The irrational creature knows God according to His will. God wills a fish to be a fish, and a fish does fishy things and knows God in accordance with its fishy-ness. But a fish does not, by its reason, consider that it could be other than fish.
A rational creature knows God according to His will in the same way, because it has reason, can contemplate goods that are beyond its own God-willed nature. Goodness reveals itself to man, and man might contemplate the supreme good, which is God Himself, and seek to participate in His nature, or man might become distracted by the lights of lesser goods, and so debase his nature and become a beast.

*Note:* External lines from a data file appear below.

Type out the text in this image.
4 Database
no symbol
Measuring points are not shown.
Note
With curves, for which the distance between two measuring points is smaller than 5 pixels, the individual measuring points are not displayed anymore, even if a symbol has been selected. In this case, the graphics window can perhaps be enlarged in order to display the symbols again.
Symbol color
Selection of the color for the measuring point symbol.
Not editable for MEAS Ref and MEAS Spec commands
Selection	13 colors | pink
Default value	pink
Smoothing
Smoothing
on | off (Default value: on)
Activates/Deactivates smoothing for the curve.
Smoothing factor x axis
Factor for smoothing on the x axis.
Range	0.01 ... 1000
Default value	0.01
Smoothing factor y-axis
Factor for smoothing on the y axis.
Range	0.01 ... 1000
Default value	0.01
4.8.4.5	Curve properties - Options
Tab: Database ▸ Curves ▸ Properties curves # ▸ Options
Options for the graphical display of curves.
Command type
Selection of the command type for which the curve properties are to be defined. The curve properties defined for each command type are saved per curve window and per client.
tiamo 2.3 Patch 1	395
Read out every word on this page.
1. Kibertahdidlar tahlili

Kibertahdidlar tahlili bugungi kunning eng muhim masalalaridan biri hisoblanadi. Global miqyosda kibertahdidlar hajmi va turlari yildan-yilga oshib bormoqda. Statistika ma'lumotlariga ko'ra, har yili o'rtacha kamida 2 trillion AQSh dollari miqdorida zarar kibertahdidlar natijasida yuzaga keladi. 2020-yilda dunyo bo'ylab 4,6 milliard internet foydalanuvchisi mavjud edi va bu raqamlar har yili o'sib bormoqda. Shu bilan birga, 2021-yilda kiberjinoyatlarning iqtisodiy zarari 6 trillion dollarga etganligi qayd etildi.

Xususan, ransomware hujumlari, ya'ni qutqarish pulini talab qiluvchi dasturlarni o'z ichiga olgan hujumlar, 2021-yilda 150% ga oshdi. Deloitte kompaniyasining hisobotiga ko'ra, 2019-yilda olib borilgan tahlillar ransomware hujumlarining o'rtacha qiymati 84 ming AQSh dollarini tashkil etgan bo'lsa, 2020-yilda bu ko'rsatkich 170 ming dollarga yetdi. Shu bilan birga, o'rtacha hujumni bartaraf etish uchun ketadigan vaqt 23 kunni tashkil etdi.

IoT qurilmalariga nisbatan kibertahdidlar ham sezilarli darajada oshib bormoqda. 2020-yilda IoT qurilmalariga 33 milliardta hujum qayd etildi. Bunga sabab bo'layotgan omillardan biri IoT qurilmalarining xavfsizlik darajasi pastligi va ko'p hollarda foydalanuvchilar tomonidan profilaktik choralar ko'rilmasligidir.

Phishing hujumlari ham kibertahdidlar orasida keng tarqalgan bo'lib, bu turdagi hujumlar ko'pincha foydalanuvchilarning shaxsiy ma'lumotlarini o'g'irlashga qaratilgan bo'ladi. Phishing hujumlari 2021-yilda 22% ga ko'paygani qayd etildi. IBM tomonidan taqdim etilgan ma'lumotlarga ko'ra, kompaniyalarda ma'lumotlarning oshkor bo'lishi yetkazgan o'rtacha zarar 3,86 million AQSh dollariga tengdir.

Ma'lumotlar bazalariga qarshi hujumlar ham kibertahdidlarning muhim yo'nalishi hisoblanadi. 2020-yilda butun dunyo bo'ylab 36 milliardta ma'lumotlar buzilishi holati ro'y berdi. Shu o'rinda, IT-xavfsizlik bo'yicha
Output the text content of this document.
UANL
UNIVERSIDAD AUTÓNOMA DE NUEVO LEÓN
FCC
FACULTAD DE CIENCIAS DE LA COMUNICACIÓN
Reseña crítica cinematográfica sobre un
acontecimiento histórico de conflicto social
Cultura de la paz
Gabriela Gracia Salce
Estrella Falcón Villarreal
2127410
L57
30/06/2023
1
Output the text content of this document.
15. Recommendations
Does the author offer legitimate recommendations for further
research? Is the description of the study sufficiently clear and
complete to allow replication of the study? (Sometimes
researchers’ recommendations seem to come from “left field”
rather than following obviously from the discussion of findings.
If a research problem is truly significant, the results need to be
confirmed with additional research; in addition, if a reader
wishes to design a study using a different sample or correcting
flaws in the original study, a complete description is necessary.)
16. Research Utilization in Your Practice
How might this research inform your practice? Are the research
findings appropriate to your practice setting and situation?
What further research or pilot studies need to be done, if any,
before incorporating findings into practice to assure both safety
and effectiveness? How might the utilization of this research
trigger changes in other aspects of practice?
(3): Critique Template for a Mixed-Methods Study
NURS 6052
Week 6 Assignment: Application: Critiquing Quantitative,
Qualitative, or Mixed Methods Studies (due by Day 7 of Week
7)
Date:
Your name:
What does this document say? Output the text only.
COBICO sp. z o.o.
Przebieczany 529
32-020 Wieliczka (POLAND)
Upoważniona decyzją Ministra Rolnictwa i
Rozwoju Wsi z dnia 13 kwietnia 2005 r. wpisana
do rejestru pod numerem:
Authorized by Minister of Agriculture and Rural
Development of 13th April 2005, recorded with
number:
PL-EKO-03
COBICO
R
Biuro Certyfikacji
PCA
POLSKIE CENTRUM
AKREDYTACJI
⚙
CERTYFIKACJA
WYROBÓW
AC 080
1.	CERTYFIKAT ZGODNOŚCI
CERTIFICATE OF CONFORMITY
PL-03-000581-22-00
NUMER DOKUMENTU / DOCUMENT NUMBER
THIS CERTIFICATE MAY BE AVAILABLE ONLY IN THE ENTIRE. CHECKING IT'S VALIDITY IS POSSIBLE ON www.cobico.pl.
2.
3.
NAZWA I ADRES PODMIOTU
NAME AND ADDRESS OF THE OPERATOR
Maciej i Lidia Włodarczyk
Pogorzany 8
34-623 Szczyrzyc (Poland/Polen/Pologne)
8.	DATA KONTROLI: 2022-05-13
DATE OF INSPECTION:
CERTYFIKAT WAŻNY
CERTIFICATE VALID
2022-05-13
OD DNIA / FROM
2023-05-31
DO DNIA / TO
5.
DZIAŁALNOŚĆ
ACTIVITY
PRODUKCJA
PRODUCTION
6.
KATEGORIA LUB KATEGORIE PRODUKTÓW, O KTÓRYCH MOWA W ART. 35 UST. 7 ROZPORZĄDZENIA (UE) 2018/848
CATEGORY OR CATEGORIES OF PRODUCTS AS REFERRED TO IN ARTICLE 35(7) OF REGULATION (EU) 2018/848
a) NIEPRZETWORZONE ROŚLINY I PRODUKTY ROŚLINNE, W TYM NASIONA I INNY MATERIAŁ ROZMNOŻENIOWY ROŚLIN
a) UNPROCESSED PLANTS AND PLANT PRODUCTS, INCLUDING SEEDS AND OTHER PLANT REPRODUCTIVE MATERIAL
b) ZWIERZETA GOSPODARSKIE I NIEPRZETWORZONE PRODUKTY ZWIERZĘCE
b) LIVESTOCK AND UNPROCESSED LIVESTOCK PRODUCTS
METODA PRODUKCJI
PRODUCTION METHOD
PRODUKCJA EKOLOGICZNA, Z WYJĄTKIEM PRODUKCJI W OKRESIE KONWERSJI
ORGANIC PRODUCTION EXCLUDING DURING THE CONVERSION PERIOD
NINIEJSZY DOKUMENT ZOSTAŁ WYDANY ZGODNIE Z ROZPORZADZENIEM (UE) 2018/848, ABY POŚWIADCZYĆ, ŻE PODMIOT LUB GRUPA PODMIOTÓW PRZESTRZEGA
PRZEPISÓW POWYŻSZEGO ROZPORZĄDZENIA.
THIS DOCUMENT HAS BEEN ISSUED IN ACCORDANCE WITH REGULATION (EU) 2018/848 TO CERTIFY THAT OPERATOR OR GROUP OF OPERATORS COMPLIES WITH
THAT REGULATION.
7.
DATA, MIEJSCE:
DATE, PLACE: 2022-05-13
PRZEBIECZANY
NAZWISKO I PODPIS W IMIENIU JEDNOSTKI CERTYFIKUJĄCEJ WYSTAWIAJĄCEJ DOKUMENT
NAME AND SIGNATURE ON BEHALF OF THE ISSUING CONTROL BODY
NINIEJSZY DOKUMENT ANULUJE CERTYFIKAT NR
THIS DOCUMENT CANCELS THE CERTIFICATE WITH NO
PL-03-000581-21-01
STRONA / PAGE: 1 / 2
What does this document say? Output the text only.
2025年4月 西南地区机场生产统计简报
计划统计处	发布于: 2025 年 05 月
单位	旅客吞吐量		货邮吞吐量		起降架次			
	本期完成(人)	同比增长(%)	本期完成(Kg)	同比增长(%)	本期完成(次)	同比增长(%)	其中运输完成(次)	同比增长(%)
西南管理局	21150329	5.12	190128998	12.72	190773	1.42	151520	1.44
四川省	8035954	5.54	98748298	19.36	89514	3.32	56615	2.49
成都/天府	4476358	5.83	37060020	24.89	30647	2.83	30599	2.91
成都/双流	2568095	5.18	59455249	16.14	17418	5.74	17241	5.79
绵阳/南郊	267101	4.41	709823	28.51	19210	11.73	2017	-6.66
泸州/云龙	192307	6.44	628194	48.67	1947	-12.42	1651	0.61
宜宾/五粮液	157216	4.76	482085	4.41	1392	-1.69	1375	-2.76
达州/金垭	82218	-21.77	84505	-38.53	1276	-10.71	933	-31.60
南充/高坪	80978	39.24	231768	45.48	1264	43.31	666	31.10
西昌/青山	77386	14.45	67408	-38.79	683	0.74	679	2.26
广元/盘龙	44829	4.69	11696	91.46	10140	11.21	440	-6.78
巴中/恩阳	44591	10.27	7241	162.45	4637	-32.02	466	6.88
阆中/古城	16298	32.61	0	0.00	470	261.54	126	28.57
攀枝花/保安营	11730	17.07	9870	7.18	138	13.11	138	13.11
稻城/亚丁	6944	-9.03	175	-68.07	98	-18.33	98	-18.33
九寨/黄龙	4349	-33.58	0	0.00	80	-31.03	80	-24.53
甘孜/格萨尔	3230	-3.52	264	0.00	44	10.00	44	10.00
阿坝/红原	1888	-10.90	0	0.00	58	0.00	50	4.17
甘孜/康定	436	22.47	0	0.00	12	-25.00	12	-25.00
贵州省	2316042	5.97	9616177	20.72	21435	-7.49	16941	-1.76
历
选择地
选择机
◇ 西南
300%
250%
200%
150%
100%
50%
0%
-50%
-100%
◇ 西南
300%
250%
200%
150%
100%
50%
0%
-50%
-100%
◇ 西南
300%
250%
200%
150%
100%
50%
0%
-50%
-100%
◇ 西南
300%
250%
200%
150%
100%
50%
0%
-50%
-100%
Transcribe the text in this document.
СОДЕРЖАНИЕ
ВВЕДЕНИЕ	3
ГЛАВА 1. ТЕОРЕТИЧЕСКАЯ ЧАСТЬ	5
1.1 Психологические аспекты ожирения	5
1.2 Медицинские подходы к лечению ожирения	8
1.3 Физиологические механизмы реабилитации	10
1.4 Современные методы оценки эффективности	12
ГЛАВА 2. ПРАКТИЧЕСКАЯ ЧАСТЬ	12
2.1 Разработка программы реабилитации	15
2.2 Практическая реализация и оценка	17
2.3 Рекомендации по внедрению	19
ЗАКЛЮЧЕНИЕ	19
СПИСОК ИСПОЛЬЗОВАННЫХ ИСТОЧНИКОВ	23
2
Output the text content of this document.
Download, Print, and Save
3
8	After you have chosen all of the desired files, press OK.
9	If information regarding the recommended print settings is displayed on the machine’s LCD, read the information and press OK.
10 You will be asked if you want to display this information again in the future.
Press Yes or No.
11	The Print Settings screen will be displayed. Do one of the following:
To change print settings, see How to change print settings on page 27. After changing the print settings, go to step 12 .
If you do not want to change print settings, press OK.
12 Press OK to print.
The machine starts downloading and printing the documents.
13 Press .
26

The degree to which God communicates Himself to a rational soul is dependent upon how He has prepared that soul to receive Him, but also dependent upon the rational soul responding to that communication. In Purgatory, because a rational soul has seen God, she no longer desires any distracting lights, nor can she be distracted by them. Her rational soul’s vision is locked upon God, but her nature, deformed and distressed by sin, is hindered from doing that which God wills; which is not to be and do humany things but to perfectly receive and be united with the divine. It is the inability to do this, more accurately to have this done to her, that hurts.
Contemplation
Question: The greatest guilt for which those in hell suffer punishment for is their eternal willful refusal to accept ransom by the Blood of the Lamb. It is a non-rational choice to choose other than the mercy of God. In what ways, small and big, do we choose other than His mercy and cling in malice to lesser goods?
Question: On earth, we can seek to cultivate a sense of the presence and desire for God. In essence, this is the meritorious pre-participation in the fires of Purgatory by which the soul denudes itself of attraction to and desires for lesser goods. In what ways can we seek to blind ourselves to the allure of these lesser lights?